Afterward she straddled him, he still naked and she dressed only in lace singlet and panties, and began to tattoo him on the left arm where it was still bruised. It was the most amazingly painful sensation he could remember experiencing in his life. She smiled ferally, enjoying his useless convulsions beneath her.

"Why don't you say something?" she taunted him. "Don't just sit there and cry."

There was a knock on the door and Vivian, still wasted, called for them to come in, in Portuguese. Nick craned his head as little he could -- pale faded blue uniform and cotton hair -- then put his face back into the pillow. "Desculpe, por favor!" Theresa's voice said, and then she laughed.
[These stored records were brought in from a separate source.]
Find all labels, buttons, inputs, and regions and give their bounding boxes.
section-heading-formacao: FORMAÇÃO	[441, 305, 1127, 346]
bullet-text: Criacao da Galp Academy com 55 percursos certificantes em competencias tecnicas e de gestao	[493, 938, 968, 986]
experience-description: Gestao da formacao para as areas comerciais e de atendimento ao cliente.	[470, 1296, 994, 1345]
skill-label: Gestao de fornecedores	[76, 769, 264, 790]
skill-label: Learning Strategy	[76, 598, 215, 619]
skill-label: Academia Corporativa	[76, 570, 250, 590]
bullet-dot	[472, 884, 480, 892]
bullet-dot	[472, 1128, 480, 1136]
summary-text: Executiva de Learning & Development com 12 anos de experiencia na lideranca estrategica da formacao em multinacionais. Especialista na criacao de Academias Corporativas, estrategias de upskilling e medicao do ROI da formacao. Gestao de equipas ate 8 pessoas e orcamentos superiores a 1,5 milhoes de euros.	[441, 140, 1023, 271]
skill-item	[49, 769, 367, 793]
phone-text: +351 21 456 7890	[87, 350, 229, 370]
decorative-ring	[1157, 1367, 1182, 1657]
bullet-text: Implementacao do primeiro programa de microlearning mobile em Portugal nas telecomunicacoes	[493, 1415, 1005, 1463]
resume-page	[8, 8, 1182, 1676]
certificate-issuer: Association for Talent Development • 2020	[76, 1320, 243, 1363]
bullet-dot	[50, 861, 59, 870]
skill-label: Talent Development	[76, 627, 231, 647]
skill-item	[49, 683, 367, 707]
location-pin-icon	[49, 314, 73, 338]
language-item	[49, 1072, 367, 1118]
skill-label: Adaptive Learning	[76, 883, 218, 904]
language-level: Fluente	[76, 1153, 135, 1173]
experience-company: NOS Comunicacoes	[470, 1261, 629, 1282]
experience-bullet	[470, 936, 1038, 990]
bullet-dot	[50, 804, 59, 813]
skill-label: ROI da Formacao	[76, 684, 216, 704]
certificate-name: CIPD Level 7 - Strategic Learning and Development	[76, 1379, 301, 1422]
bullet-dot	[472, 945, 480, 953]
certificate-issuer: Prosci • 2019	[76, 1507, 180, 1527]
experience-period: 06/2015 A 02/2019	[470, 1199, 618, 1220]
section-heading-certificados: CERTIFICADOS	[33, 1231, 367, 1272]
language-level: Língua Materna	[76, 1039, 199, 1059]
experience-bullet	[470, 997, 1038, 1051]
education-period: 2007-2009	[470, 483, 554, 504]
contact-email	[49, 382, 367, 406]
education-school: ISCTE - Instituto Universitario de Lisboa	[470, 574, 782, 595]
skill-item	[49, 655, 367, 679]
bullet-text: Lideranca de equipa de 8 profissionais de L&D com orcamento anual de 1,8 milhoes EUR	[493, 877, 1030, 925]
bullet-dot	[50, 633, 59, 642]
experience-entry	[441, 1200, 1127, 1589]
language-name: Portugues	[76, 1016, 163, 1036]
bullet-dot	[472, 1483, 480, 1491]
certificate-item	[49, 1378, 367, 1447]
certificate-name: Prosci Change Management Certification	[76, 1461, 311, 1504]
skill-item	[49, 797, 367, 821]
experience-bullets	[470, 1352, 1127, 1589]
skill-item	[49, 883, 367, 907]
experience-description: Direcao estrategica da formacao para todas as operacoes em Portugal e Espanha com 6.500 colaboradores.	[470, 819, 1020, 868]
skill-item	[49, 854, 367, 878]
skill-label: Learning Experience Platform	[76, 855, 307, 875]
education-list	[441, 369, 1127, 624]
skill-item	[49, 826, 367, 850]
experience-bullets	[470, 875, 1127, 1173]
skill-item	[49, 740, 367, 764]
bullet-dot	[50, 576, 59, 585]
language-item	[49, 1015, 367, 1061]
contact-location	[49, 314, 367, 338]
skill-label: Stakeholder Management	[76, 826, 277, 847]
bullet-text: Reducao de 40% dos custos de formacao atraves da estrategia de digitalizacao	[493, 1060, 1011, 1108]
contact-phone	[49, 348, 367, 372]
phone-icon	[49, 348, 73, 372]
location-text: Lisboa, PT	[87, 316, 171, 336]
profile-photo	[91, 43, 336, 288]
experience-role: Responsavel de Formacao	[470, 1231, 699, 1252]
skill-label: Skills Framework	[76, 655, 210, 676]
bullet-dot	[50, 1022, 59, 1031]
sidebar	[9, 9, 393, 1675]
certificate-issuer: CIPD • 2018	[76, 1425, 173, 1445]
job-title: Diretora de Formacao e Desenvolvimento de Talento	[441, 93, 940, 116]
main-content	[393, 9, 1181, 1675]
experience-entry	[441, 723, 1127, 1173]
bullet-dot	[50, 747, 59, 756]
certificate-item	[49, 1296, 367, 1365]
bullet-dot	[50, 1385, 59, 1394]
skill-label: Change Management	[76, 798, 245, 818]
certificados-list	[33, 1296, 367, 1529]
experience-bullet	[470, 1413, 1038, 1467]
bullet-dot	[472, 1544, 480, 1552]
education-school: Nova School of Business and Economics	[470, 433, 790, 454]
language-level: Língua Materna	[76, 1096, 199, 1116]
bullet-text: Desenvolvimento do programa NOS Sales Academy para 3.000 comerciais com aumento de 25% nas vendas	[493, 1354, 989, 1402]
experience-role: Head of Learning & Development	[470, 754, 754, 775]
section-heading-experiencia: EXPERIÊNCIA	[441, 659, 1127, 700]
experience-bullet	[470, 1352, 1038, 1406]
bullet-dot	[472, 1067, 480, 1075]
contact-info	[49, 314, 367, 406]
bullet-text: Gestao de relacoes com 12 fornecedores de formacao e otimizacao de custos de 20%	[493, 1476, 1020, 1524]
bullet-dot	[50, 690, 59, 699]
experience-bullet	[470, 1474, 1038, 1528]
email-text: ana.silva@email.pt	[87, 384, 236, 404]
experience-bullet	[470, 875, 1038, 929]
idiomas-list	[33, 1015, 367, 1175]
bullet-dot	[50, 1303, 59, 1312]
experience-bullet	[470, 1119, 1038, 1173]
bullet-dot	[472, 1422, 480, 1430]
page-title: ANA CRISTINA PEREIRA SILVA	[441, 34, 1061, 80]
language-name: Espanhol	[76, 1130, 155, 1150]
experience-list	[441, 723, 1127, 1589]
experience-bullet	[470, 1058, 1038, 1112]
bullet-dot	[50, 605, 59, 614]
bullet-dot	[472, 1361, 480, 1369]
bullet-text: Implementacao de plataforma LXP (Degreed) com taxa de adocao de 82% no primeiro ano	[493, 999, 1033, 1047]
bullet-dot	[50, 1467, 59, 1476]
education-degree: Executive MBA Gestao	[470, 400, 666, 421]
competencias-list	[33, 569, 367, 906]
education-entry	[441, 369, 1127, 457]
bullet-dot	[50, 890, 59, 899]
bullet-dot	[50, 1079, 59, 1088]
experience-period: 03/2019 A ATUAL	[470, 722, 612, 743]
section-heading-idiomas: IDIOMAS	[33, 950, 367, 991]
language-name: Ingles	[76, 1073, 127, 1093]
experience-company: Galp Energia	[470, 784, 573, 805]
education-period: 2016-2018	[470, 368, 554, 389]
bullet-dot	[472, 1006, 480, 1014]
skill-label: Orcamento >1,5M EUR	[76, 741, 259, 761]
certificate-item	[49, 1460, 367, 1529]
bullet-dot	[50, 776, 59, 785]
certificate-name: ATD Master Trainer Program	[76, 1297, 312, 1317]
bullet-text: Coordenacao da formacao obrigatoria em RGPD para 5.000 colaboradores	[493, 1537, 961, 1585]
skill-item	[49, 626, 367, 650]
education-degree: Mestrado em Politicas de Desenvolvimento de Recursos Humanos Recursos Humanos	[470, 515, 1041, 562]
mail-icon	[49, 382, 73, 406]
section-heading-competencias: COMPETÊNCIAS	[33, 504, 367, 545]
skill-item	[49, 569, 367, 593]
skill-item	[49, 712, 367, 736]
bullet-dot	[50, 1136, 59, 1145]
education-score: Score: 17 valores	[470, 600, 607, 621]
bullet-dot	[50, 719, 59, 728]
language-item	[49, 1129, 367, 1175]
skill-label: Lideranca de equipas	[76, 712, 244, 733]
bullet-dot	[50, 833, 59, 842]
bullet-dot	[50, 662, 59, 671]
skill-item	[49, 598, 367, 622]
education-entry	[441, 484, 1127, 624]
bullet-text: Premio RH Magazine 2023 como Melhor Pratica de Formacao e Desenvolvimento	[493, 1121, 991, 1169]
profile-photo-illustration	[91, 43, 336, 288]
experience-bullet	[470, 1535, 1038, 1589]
The women had a brief exchange too quick for him to follow. "She wants to see your tattoo," said Viv, her mouth spilling out a twisted and complex agglomeration of sadism, irritation, pleasure, accusation. The smell of the other girl came forward and interrupted the scent of sex and cigarettes that hung over the bed like a shroud.

The cleaning girl perused the design, an abstract arrow in red and black jags. "Bom," she approved, then looked up and fiddled with her ponytail. Then she said, "Voltar mais tarde?" angling her thumb towards the door.

"Sim," said Viv.

"Tarde," gasped Nick.

 Theresa giggled as she left the room, closing the door behind her with an enthusiastic slam. Vivian's needle began buzzing again and Nick clenched the bunched duvet between his knees. "She smells good," Viv mused, dabbing at the oozing blood with a bit of the roll of cotton wool they bought to pull the needle when they shot up. "Think she'd let me tattoo her?"

"Gladly I'm sure..."

 She finished within an hour and then ceremoniously knelt before him and bandaged the juncture of his arm and then kissed the raw spot. She then climbed into bed and fell asleep as swiftly as a cat, hand curled into a fist under her chin. He rolled onto his side and tried to sleep as well, but the pain in his arm kept him awake.